The importance of user distribution in online experiments (AB Testing)

Published in

Tokopedia Engineering

5 min readAug 29, 2023

Tokopedia has a strong culture of experimentation, we do lots of experiments across our properties. For example, when you open Search Result Page in Tokopedia App, there’s a pretty good chance you’re part of many experiments running at the same time. With a very high stake, we always try to ensure that every component of our experiment tool is running reliably. In this chance, we will discuss how a good experiment tool does user distribution correctly.

What can possibly happen?

In a nutshell, the AB testing tool’s job is to distribute users between 2 buckets of control and treatment. However, we noticed that this seemingly simple task is not that simple. There are 3 possible issues that can happen if the distribution is not done well:

Biased Allocation
Ideally, a group of users being allocated to the buckets can represent the diversity of the whole population, in terms of demography, buying power, or other criteria important to Tokopedia. Biased allocation happens when a bucket doesn’t represent this diversity, for example when users with high buying power are too dominant in certain buckets.
Selection Bias
This can happen when a group of users with certain traits is selected, so the result of the experiment is compromised. When a group containing a dominant user with high buying power is selected, it is almost guaranteed that this bucket will perform better.
Memory Effect
Once an experiment is finished, it can have lasting effects on users, good or bad. This lasting effect can affect future experiments if the group of people is distributed unevenly in the next experiment, or worse the group is reused.

Modulo operation is not random

It seems that those issues are hardly possible to happen, especially when the distribution is done randomly. However, we observed that the commonly used technique of using modulo operation with static or dynamic divisor can suffer from those problems.

There are common 2 ways of using modulo to distribute users to a bucket:

Static slot
100% population will be divided into 50 slots using % 50, here 1 slot represents 2% of the user. Bucket distribution will be done by selecting slots until the desired population size is reached, e.g. For the 10% experiment, 5 slots will be used.
Dynamic slot
100% population will be divided into an arbitrary number of slots according to the needs. Eg. for an experiment targeting 50% of users, a modulus of 100 is used and the first 50 slots are allocated. In this case, the divisor can be different between experiments.

As you might see now, the traits of simple modulus-based distribution are :
a. It’s not random enough, and the member of a slot never or rarely changes. The randomness of the allocation relies on the order of the user_id, which doesn’t have any randomness guarantee at all. This can lead to a biased allocation problem.
b. The slot’s member never changed with the static divisor, even on the dynamic divisor some users will always get allocated to the same slots. Not only memory effect can happen, but each slot can also develop its own set of behaviors/tendencies which can lead to selection bias.

Double Hashing: A better way to distribute user

So far we gathered 2 important requirements for our experiment tool, it has to be random and well-rotated for every experiment.

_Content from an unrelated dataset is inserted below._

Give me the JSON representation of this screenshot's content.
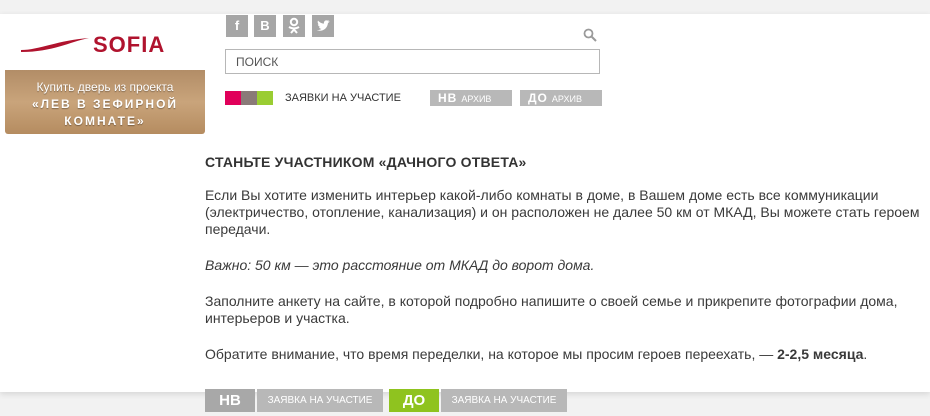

In Tokopedia we develop a technique to do the allocation and randomization, on the allocation side we still rely on modulus operation, and for the randomization, a hashing function is used. The process is being done twice, that’s why we call this technique double hashing.

First Step

The population is divided into 100 buckets using modulo operation. However, instead of using user_id directly, the user_id will be hashed beforehand to get better randomness.

user bucket = hash(constant_prefix+user_id)%100

In this step buckets of users will be randomly allocated according to the experiment target size.

Second Step

We further divide allocation from the previous step into 10.000 buckets. Again the user_id will be hashed, this time using a prefix coming from the experiment.

user bucket = hash(experiment_name+user_id)%10000

From those 10.000 buckets will be divided further to form Control and Experiment (A/B) buckets.

By using 2 steps allocation and randomization the intention is to avoid the 3 problems mentioned above and minimize lasting effects between experiments even when their population is overlapped.

AA test to prove

At the end how good our tool or method to do things will need to be validated, better if the validation can be done regularly before every experiment is started. To prove that there is no Bias on the population in the experiment, AA usually is being used.

AA test refers to getting statistical significance from 2 different buckets of experiment with before any treatment being introduced. If we see no significance difference between buckets, meaning that our allocation is free from any bias.

Tool to “Roll” them all

Topic of online experimentation is always interesting to discuss, it combines product development, statistical and scalability challenges. Reliability, scalability and correctness of the system is very important, to make sure that data driven decision making can be done confidently.

In Tokopedia E2E journey of experimentation including allocation, AA test, AB Test, post analysis and gradual features rollout are being done on top of Rollence Experimentation Platform. An homegrown experimentation tool that has been reliably servicing our needs since 2019, as the successor of another homegrown tool we use earlier.